Symptomatic Pulmonary Embolism and the Risk of Recurrent Venous Thromboembolism

Author Affiliations

From the Division of Hematology and Hemostasis, Department of Internal Medicine I (Drs Eichinger, Weltermann, Stain, Schönauer, and Kyrle), Division of Angiology, Department of Internal Medicine II (Dr Minar), and Institute of Medical Statistics (Dr Schneider), University of Vienna, Vienna, Austria; and Ludwig-Boltzmann Institute for Thrombosis Research, Vienna (Dr Kyrle). The authors have no relevant financial interest in this article.

Arch Intern Med. 2004;164(1):92-96. doi:10.1001/archinte.164.1.92

Background  In patients with a first symptomatic pulmonary embolism (PE), the risk of recurrence is unknown. We therefore investigated the risk of recurrence among patients with spontaneous symptomatic PE and among those with deep vein thrombosis (DVT) without symptoms of PE.
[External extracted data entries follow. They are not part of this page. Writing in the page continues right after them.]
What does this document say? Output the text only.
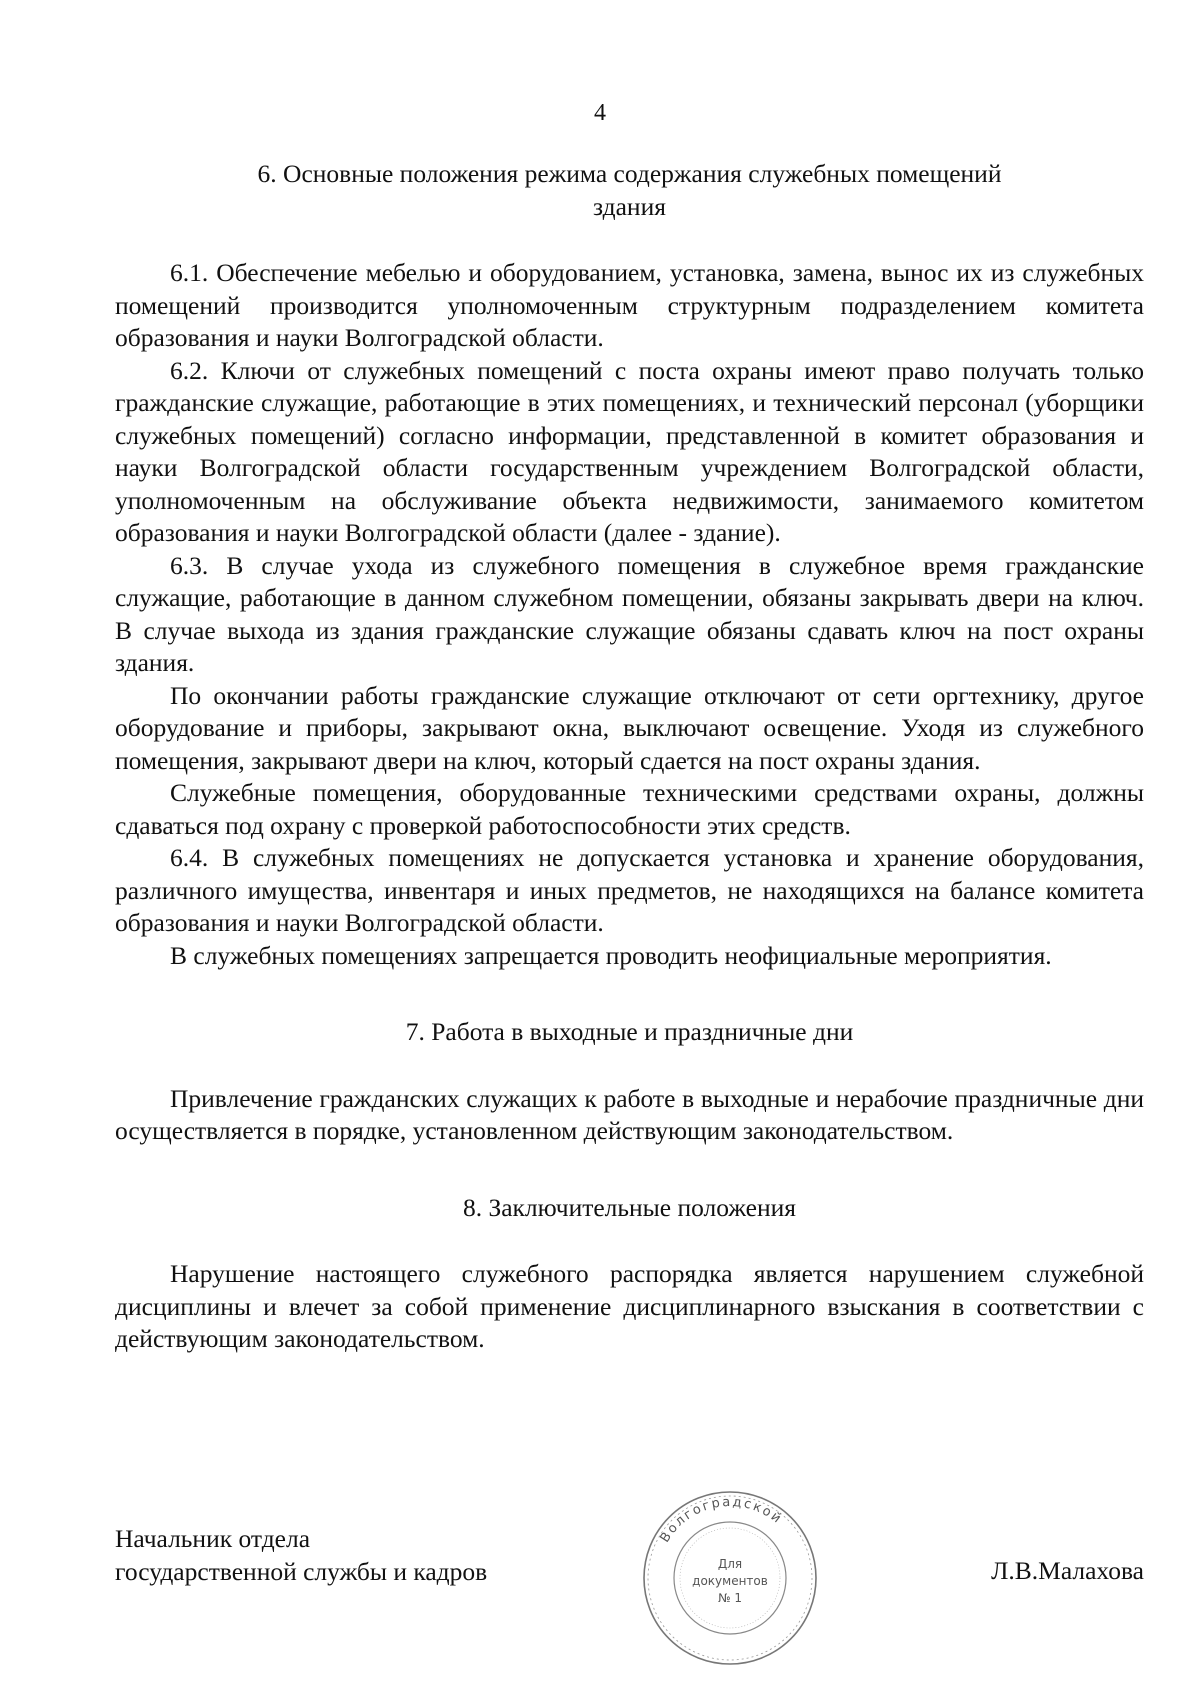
4
6. Основные положения режима содержания служебных помещений
здания

6.1. Обеспечение мебелью и оборудованием, установка, замена, вынос их из служебных помещений производится уполномоченным структурным подразделением комитета образования и науки Волгоградской области.

6.2. Ключи от служебных помещений с поста охраны имеют право получать только гражданские служащие, работающие в этих помещениях, и технический персонал (уборщики служебных помещений) согласно информации, представленной в комитет образования и науки Волгоградской области государственным учреждением Волгоградской области, уполномоченным на обслуживание объекта недвижимости, занимаемого комитетом образования и науки Волгоградской области (далее - здание).

6.3. В случае ухода из служебного помещения в служебное время гражданские служащие, работающие в данном служебном помещении, обязаны закрывать двери на ключ. В случае выхода из здания гражданские служащие обязаны сдавать ключ на пост охраны здания.

По окончании работы гражданские служащие отключают от сети оргтехнику, другое оборудование и приборы, закрывают окна, выключают освещение. Уходя из служебного помещения, закрывают двери на ключ, который сдается на пост охраны здания.

Служебные помещения, оборудованные техническими средствами охраны, должны сдаваться под охрану с проверкой работоспособности этих средств.

6.4. В служебных помещениях не допускается установка и хранение оборудования, различного имущества, инвентаря и иных предметов, не находящихся на балансе комитета образования и науки Волгоградской области.

В служебных помещениях запрещается проводить неофициальные мероприятия.

7. Работа в выходные и праздничные дни

Привлечение гражданских служащих к работе в выходные и нерабочие праздничные дни осуществляется в порядке, установленном действующим законодательством.

8. Заключительные положения

Нарушение настоящего служебного распорядка является нарушением служебной дисциплины и влечет за собой применение дисциплинарного взыскания в соответствии с действующим законодательством.

Начальник отдела
государственной службы и кадров	Л.В.Малахова
Волгоградской
Для
документов
№ 1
Methods  After discontinuation of secondary thromboprophylaxis for a first venous thromboembolism (VTE), we prospectively observed 436 patients for an average of 30 months. Patients with secondary VTE, natural inhibitor deficiencies, lupus anticoagulant, cancer, long-term antithrombotic therapy, vena cava filters, or pregnancy were excluded. The study outcome was objectively documented recurrent symptomatic VTE.

Results  Recurrent VTE was seen among 28 (17.3%) of 162 patients with symptomatic PE and among 26 (9.5%) of 274 patients with DVT without symptoms of PE. Compared with patients with DVT, the relative risk of recurrent VTE among patients with symptomatic PE was 2.2 (95% confidence interval, 1.3-3.7; P = .005). The relative risk was not affected by age, sex, presence of factor V Leiden or prothrombin G20210A, hyperhomocysteinemia, or high factor VIII levels. Compared with patients with DVT without symptoms of PE, patients with symptomatic PE had an adjusted relative risk of PE at recurrence of 4.0 (95% confidence interval, 1.3-12.3; P = .03).

Conclusion  Patients with a first symptomatic PE not only have a higher risk of recurrent VTE than those with DVT without symptoms of PE, but are also at high risk of symptomatic PE at recurrence.